The push is being spurred this time by increasing concentration of shale crudes in the West Texas Intermediate common stream, which have pushed the average API gravity in Cushing – where that contract is delivered – beyond the maximum 42 degrees.
That has forced shippers to blend with heavier crude and bottom-of-the-barrel products in order to meet pipeline specifications, which in turn drives down the value refiners can squeeze out of a barrel, AFPM Senior Director of Refining Technology Jeff Hazle said at a Crude Oil Quality Association meeting earlier this month.
The COQA advocated changing the specifications at the March meeting. It wasn’t the first time. US refiners requested a change in 2010. At the time, CME said the COQA should focus on changing the physical market first, citing the fact that very few barrels of physical crude are delivered against the futures contract.
By 2013, however, CME said it planned to implement additional quality specifications, although that has yet to happen. CME needs backing in the midstream industry, Hazle said.
Technically, the NYMEX contract calls for a light sweet crude deliverable at Cushing, Oklahoma, and specifies several domestic grades, including WTI. The NYMEX contract also allows for the delivery of foreign grades, such as North Sea Brent.
If the CME tightens the contract’s specification, it would need to make sure trading liquidity does not suffer. The CME theoretically could launch a new contract reflecting the tighter specification, although it is unlikely that much volume would shift away from the existing — and very successful — contract.
One thing CME does need is backing in the midstream industry, Hazle said.
Any change to the specifications would have to be supported by the ability to reasonably monitor the relevant qualities of crude coming into the system, and midstream infrastructure isn’t set up for real-time testing beyond gravity and sulfur content yet. Other tests generally involve lab-testing a sample, after which the relevant batch of crude will be long gone into the common stream.
“I think there’s going to be more effort put into getting the midstream companies on board [this time],” Hazle said.
The CME is working on the quality issue with COQA and the refiners, said Dan Brusstar, CME’s senior director of energy research and product development.
“We’re cooperating and working with everybody to try to make the whole transition as smooth as possible,” he said.
If a refiner tried to simply buy crude that meets the further specification, that would mean giving up access to the common WTI stream, which makes it less viable, Hazle said. If they want access to more specific grades of crude, refiners have to set up and operate their own midstream infrastructure, an expensive endeavor, Hazle said.
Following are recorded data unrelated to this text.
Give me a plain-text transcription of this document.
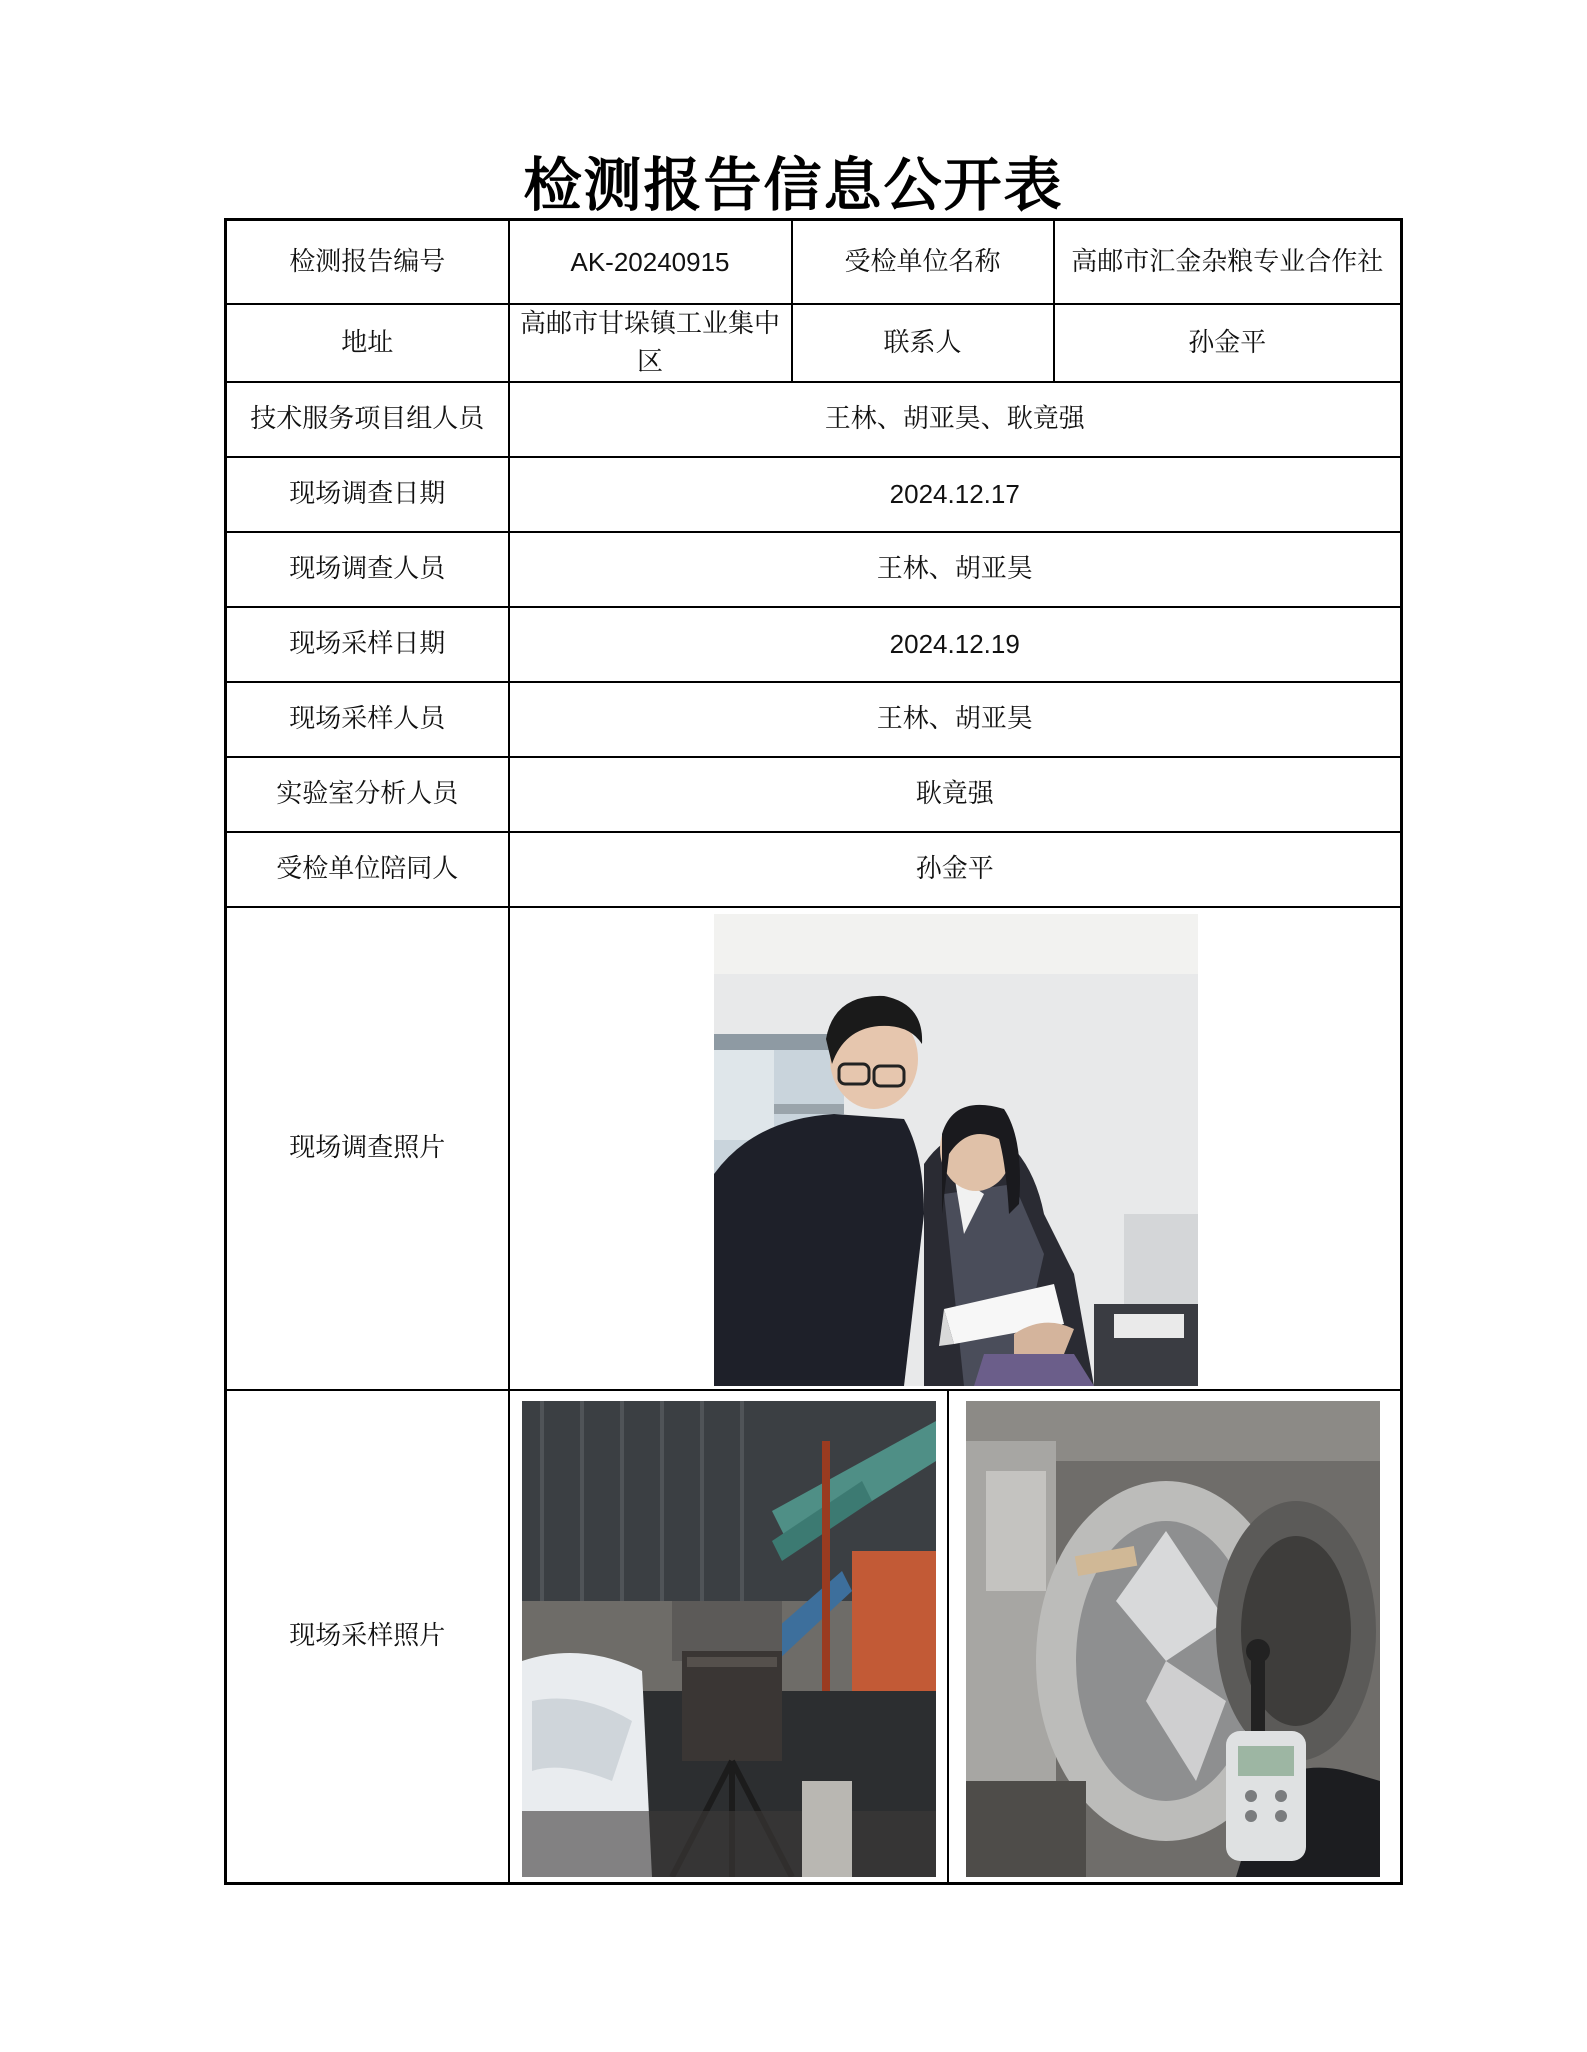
检测报告信息公开表
检测报告编号	AK-20240915	受检单位名称	高邮市汇金杂粮专业合作社
地址	高邮市甘垛镇工业集中区	联系人	孙金平
技术服务项目组人员	王林、胡亚昊、耿竟强		
现场调查日期	2024.12.17		
现场调查人员	王林、胡亚昊		
现场采样日期	2024.12.19		
现场采样人员	王林、胡亚昊		
实验室分析人员	耿竟强		
受检单位陪同人	孙金平		
现场调查照片	

现场采样照片	
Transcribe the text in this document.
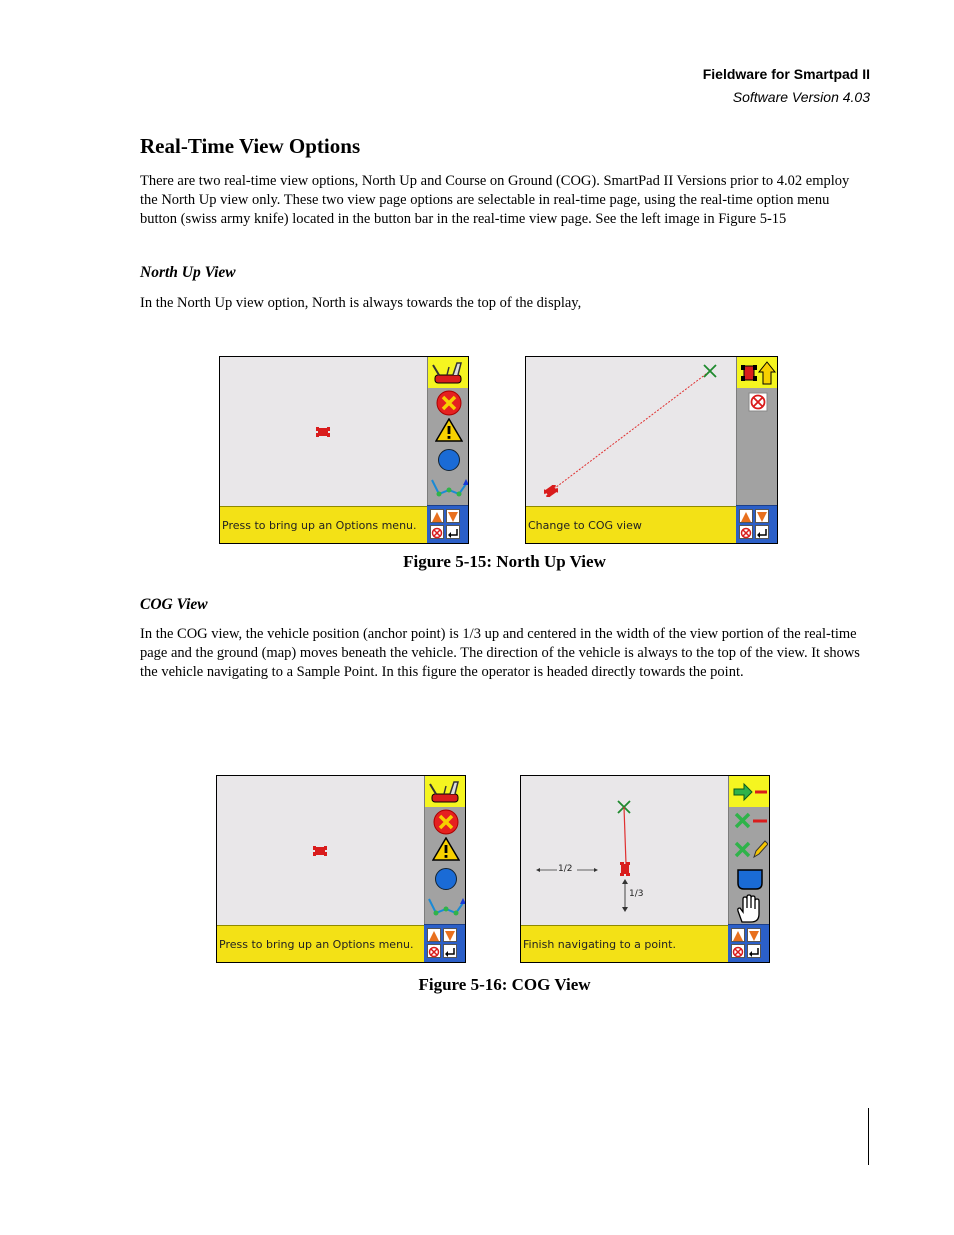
Fieldware for Smartpad II
Software Version 4.03
Real-Time View Options
There are two real-time view options, North Up and Course on Ground (COG). SmartPad II Versions prior to 4.02 employ the North Up view only. These two view page options are selectable in real-time page, using the real-time option menu button (swiss army knife) located in the button bar in the real-time view page. See the left image in Figure 5-15
North Up View
In the North Up view option, North is always towards the top of the display,
Press to bring up an Options menu.	Change to COG view
Figure 5-15: North Up View
COG View
In the COG view, the vehicle position (anchor point) is 1/3 up and centered in the width of the view portion of the real-time page and the ground (map) moves beneath the vehicle. The direction of the vehicle is always to the top of the view. It shows the vehicle navigating to a Sample Point. In this figure the operator is headed directly towards the point.
Press to bring up an Options menu.
1/2
1/3
Finish navigating to a point.
Figure 5-16: COG View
Still, some refiners have done it, reaching further into basins in order to combat the prevalence of blended or lighter crudes. Western Refining, for instance, uses a fleet of trucks to gather the crude and bring it unblended to its storage tanks, CEO Jeff Stevens said during the company’s fourth-quarter earnings call.
The blending issue has crept further into the refineries lately — not only are they having to buy heavily-blended crudes, but marketers have started buying bottom-of-the-barrel products, like residual fuel and asphalt, to push the crude gravity within spec, Hazle said.
A refinery might sell residual fuel or asphalt to a shipper at a discount to WTI crude, only to see that product blended back into the stream for them to buy at the full crude price — something that happened recently to at least one Midwest AFPM refinery, Hazle said.
US Gulf Coast waterborne 1.0% sulfur resid was assessed by Platts at $23.90/b Wednesday, a $10.78/b discount to Cushing WTI.
When that crude makes it back to the refiner, it will yield the residual fuel blended in on top of whatever ambient resids that were already in the crude, Hazle said. That means the concentration of low-value products keeps increasing, cutting into refinery margins.
“You’re going to end up with more of a low-valued product than you would have expected,” Hazle said.
The stream was indeed seeing WTI deliveries outside of the specification in 2015, and those deliveries have been trending lighter, making blending more common as additional shale crude finds its way into the market, Ashok Anand, the director of petroleum quality at Enbridge Pipelines, said at the COQA meeting.
“The shale oil came into existence in big numbers [in 2015],” Anand said. “We’re getting stuff that’s over 42 API, which really means it’s getting lighter.”
Enbridge owns one of the largest terminals in Cushing, with more than 90 tanks and about 21 million barrels of storage, Anand said.
When a counterparty delivers or takes delivery of out-of-spec crude at a leased Enbridge tank, “it’s really between the buyer and the seller to settle it,” Anand said.